Брошенные лошади все подряд бешено заржали, заметались возле колесниц, вросших в ил и опрокинутых; кони пытались перекусить удила и вырваться наружу. Но вода все прибывали и прибывала, она заливала и заливала лошадей; их запрокинутые оскаленные морды тонули вперемешку с человеческими головами.
Он на мгновение остановился. Рядом раздались ликующие крики мужчин.

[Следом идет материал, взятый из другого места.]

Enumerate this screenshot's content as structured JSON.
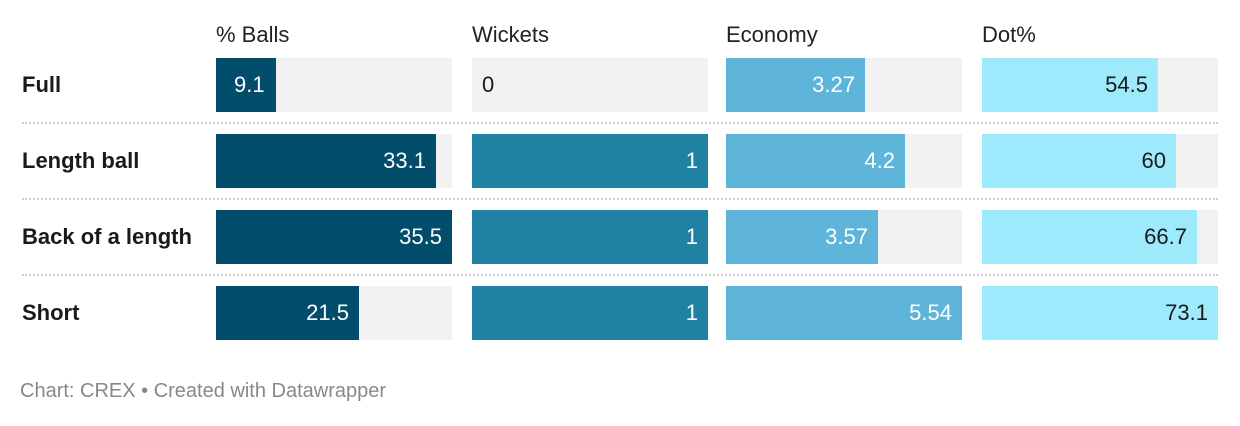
{
  "chart_data": {
    "type": "table",
    "columns": [
      {
        "name": "% Balls",
        "max": 35.5,
        "color": "#024d6c",
        "text_color": "#ffffff"
      },
      {
        "name": "Wickets",
        "max": 1,
        "color": "#1f82a3",
        "text_color": "#ffffff"
      },
      {
        "name": "Economy",
        "max": 5.54,
        "color": "#5fb4d9",
        "text_color": "#ffffff"
      },
      {
        "name": "Dot%",
        "max": 73.1,
        "color": "#9ceafc",
        "text_color": "#1a1a1a"
      }
    ],
    "rows": [
      {
        "label": "Full",
        "values": [
          9.1,
          0,
          3.27,
          54.5
        ],
        "display": [
          "9.1",
          "0",
          "3.27",
          "54.5"
        ]
      },
      {
        "label": "Length ball",
        "values": [
          33.1,
          1,
          4.2,
          60
        ],
        "display": [
          "33.1",
          "1",
          "4.2",
          "60"
        ]
      },
      {
        "label": "Back of a length",
        "values": [
          35.5,
          1,
          3.57,
          66.7
        ],
        "display": [
          "35.5",
          "1",
          "3.57",
          "66.7"
        ]
      },
      {
        "label": "Short",
        "values": [
          21.5,
          1,
          5.54,
          73.1
        ],
        "display": [
          "21.5",
          "1",
          "5.54",
          "73.1"
        ]
      }
    ]
  },
  "footer": {
    "text": "Chart: CREX • Created with Datawrapper"
  }
}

Впереди заскрипели, загрохотали колеса: повозка перед его носом снова двинулась по горной гряде. Человек потянул его за ярмо. Он покорно шагнул, только вот бросил прощальный взгляд назад, как вдруг в его щеку вонзилось что-то острое. Он сомкнул челюсти, сжал зубами этот предмет. От внезапной боли туловище его дернулось, он скользнул копытом по круглому камню, покрытому мхом, и полетел вниз головой в кипящую водяную бездну, увлекая за собой повозку, а за ней женщину с ребенком. Их вопли оглушили его. Он хотел замычать пожалобней, как вдруг в горло хлынула вода.
3.
Птицын отвел взгляд от Козлищева, чтобы шепнуть Кукесу о том, что Козлищев большой любитель козьего молока, как вдруг заметил, что с Кукесом делается что-то неладное: он побледнел, закатил глаза и медленно, боком сползал по скамейке вниз; тело его обмякло, голова упала на грудь, в то время как кисти рук судорожно сжимались и вздрагивали. Ксюша смотрела на него с ужасом. Обеими руками она вцепилась в его рукав, безуспешно пытаясь остановить это неуклонное скособоченное сползание. Из полуоткрытого рта Кукеса потекла слюна, губы задрожали, сложились в трубочку, и откуда-то из самого нутра извергнулся нечеловеческий полухрип-полукрик, больше похожий на мычание.
Птицын вскочил, подхватил Кукеса под мышки и уложил его на скамейку. Студенты вокруг повскакивали с мест; те, кто сидел дальше, вытягивали шеи и становились на цыпочки, пытаясь разглядеть, что там происходит.
Козлищев с открытым ртом, скрючившись и подняв к небу указательный палец, застыл на кафедре в виде памятника Воровскому, что на Кузнецком мосту. (Всякий раз, с удивлением разглядывая памятник, Птицын думал, что натурой скульптору служил юродивый, каждый сеанс бросавшийся в пляску Витта.) Вот уже во второй раз Козлищев вынужден был прервать лекцию.
- Валентин Иванович! Лёне Кукесу плохо, разрешите его вынести! - крикнул Птицын через ряды своим громким поставленным голосом.
Козлищев задергался, закивал головой, забормотал надломленным тенорком:
- Несомненно! Несомненно! Вызовите "Скорую помощь"!
Голицын, Носков, Лунин и Птицын, осторожно шагая по ступенькам вниз, потащили Кукеса за руки-ноги к выходу. Они несли его вперед ногами.
- Поверните головой... головой к двери... Ребята, вы что? С ума сошли? - это по-матерински запричитала Лиза Чайкина, догоняя процессию. Лиза оттеснила даже Ксюшу, на щеках которой вспыхнул румянец оскорбления. За Лизой ковылял Егорка Бень, встряхивая кудрями и тоненькими ручками.